National Health and Hospitals Network Good for Rural Health
Warren Snowdon
posted Friday, 5 March 2010
Rural and regional health services stand to benefit from the National Health and Hospitals Network announced by the Prime Minister, Treasurer and Health Minister.
The National Health and Hospitals Network will be funded nationally, but run locally.
“Local control over the day to day operations of hospitals will rest with local health, management and financial professionals making the key decisions, not central bureaucrats hundreds of kilometres away” said Warren Snowdon, Minister for Rural and Regional Health.
At the same time, hospitals and health services in rural areas will have the certainty of knowing that their services will have a secure funding base into the future, because the Commonwealth will permanently pay a majority share of hospital costs, including planned capital costs.
Under the reforms to hospital funding announced by the Government this week, Local Hospital Networks in rural areas will be paid directly for the services they provide.
An independent pricing umpire, at arm’s length from Governments, will determine the efficient price for the delivery of hospital services.
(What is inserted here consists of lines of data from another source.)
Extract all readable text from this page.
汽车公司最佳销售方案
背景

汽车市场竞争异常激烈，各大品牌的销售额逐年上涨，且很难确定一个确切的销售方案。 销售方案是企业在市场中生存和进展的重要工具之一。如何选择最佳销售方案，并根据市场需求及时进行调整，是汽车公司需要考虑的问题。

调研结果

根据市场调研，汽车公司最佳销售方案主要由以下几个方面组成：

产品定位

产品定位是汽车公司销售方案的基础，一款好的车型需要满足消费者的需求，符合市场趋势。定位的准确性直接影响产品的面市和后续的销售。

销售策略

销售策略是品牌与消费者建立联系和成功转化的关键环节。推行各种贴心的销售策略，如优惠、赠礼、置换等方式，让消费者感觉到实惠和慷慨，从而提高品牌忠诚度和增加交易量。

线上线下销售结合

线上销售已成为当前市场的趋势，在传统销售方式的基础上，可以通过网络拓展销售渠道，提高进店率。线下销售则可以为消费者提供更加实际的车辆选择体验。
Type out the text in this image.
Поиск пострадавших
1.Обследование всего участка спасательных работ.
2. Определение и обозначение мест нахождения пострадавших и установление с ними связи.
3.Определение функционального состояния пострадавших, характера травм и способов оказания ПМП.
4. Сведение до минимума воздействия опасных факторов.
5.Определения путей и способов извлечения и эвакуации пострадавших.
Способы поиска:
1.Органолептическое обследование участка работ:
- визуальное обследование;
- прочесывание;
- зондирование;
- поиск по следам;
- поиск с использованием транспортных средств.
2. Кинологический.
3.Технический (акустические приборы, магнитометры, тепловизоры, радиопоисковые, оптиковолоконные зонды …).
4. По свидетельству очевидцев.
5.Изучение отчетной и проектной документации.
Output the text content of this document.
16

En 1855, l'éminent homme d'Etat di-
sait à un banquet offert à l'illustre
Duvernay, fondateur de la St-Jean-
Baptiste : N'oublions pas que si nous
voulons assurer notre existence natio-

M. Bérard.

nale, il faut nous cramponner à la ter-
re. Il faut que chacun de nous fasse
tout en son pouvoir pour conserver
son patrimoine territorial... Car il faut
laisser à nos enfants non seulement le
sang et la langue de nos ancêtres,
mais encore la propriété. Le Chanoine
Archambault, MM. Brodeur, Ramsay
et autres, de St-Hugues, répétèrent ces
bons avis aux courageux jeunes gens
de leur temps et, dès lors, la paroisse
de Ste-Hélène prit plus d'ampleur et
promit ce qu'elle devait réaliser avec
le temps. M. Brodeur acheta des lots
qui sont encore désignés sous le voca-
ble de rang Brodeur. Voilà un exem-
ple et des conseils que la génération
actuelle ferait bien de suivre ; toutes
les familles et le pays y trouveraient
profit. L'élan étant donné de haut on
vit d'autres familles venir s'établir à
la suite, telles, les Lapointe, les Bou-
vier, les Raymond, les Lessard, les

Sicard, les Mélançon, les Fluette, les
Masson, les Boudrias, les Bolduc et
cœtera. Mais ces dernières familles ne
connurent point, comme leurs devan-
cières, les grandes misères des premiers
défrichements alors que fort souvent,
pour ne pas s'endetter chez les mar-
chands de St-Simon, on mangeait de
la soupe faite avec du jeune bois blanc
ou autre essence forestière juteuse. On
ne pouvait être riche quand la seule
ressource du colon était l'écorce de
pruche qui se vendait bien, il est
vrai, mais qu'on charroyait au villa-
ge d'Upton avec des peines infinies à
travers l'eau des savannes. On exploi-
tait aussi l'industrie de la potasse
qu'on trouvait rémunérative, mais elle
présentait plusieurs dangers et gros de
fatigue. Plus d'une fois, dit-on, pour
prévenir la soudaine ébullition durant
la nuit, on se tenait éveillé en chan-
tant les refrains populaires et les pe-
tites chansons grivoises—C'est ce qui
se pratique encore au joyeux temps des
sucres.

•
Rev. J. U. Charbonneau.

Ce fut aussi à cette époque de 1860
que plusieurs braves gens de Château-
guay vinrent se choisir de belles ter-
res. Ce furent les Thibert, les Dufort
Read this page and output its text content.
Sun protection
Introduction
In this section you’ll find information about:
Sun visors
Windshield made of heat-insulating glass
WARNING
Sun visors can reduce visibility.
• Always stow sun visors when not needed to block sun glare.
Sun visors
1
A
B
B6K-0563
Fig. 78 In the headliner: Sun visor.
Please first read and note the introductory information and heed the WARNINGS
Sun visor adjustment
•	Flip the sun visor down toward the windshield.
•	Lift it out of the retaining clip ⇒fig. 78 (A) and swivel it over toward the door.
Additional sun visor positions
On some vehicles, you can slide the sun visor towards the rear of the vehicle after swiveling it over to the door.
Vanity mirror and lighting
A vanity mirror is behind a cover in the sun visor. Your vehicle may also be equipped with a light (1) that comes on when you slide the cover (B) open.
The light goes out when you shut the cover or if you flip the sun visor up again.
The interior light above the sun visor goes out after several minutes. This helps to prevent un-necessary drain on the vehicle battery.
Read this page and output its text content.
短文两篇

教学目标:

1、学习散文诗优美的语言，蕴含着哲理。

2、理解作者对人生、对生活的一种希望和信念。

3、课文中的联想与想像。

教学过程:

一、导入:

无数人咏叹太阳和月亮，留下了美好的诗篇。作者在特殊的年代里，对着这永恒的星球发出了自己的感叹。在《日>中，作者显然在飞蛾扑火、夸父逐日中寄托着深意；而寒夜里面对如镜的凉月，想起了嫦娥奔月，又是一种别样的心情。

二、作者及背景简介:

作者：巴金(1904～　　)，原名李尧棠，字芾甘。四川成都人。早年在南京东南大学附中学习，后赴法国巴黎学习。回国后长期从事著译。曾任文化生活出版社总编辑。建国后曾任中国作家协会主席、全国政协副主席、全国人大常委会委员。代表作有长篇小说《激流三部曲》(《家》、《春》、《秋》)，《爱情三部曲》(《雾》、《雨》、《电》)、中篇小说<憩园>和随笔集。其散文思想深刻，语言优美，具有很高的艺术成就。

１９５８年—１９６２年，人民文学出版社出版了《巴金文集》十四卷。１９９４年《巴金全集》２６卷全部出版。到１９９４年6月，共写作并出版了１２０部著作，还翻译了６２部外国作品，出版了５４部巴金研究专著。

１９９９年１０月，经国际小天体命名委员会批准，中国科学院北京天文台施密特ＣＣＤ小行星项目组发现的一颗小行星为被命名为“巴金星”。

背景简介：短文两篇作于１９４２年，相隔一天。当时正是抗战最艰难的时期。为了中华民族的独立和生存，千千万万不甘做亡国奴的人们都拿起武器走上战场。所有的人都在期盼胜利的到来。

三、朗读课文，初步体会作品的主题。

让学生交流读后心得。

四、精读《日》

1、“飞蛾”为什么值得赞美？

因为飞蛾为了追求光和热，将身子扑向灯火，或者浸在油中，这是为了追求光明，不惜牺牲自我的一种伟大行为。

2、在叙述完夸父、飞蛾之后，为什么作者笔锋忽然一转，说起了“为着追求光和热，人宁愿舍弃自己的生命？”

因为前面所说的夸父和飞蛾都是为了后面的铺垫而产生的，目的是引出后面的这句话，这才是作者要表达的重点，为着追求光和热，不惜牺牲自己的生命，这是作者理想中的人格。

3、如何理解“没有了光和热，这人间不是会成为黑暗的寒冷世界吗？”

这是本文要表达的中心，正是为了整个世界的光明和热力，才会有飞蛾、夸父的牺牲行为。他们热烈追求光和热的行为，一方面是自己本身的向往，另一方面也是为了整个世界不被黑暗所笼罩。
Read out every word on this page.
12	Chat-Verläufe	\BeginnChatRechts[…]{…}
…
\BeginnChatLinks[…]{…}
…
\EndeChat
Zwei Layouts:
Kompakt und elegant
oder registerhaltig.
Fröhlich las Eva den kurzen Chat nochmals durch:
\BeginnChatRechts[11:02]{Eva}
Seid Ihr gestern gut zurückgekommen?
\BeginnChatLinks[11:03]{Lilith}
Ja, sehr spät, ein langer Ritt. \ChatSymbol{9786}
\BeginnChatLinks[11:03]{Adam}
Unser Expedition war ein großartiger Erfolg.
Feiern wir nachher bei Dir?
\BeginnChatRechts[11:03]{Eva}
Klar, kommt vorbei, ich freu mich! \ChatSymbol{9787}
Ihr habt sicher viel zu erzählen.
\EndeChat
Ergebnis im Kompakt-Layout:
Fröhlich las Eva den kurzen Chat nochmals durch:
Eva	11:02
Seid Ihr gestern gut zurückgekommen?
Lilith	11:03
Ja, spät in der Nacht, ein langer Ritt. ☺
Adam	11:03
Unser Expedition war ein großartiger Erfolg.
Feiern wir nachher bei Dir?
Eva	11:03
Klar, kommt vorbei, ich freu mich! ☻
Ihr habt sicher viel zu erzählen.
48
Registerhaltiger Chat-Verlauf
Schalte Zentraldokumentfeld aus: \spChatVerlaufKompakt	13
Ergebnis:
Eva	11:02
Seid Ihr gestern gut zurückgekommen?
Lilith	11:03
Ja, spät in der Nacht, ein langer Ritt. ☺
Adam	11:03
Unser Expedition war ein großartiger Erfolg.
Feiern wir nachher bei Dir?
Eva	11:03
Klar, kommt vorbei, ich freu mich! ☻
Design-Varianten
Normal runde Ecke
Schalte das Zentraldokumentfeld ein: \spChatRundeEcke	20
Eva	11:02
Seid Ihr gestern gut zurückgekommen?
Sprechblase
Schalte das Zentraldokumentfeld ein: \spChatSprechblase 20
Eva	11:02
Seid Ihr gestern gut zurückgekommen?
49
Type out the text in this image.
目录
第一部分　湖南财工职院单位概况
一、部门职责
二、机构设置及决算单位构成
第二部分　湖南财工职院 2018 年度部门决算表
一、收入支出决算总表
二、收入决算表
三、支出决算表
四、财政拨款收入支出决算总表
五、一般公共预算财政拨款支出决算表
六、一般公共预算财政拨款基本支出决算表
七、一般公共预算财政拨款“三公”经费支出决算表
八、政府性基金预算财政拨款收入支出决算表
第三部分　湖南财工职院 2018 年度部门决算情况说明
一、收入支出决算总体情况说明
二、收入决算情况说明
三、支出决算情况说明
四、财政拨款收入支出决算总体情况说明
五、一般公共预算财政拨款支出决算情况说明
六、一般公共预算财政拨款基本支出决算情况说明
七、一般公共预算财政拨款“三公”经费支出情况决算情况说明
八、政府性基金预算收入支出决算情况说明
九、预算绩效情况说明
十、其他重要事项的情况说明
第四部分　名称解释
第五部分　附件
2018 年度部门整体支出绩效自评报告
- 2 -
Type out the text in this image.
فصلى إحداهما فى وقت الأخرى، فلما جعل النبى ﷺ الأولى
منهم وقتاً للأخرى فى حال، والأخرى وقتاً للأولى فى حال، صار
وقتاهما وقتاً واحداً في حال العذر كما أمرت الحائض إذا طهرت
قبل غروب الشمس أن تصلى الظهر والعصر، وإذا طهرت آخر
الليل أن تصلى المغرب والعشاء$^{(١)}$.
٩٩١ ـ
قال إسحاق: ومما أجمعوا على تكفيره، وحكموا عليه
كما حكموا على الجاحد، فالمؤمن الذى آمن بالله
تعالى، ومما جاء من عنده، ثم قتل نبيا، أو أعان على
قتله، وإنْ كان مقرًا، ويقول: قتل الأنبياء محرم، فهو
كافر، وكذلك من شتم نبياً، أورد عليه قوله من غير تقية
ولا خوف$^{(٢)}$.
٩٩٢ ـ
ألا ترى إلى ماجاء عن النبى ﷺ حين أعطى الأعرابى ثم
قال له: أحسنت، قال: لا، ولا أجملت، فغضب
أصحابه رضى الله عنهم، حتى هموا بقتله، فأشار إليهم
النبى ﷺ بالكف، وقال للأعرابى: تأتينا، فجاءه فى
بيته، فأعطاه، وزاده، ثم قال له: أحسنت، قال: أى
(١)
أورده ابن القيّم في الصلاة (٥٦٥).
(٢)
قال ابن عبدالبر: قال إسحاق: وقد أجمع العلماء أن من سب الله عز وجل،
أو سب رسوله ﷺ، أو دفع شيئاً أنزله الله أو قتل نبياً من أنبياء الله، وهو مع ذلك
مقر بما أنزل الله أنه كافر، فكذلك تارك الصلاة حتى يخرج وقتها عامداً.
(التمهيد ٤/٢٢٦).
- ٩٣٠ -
There has been some misinformation over the past few days regarding the effect the Government’s new funding arrangements will have on small rural hospitals.
The independent umpire will be required to make sure that the efficient price for hospital services takes into account local circumstances, in particular the circumstances and health care needs of people living in rural Australia.
“We know it costs more to provide a hip operation in Broken Hill compared to metropolitan Sydney – the loadings and payments under the new funding model will reflect this” said Mr Snowdon.
The Rudd Government has been working with States and Territories on moving towards a nationally consistent approach to activity-based funding since 2008.
The 2008 COAG agreement – signed by all Australian Governments - included a recognition that activity-based funding needs to reflect the Community Service Obligations required for the maintenance of small and regional hospital services.
Consistent with this commitment, we will ensure that the new hospital funding arrangements provide appropriate resourcing for small rural hospitals with low admission rates.
This commitment underpins the important reforms outlined by the Prime Minister and Minister for Health this week.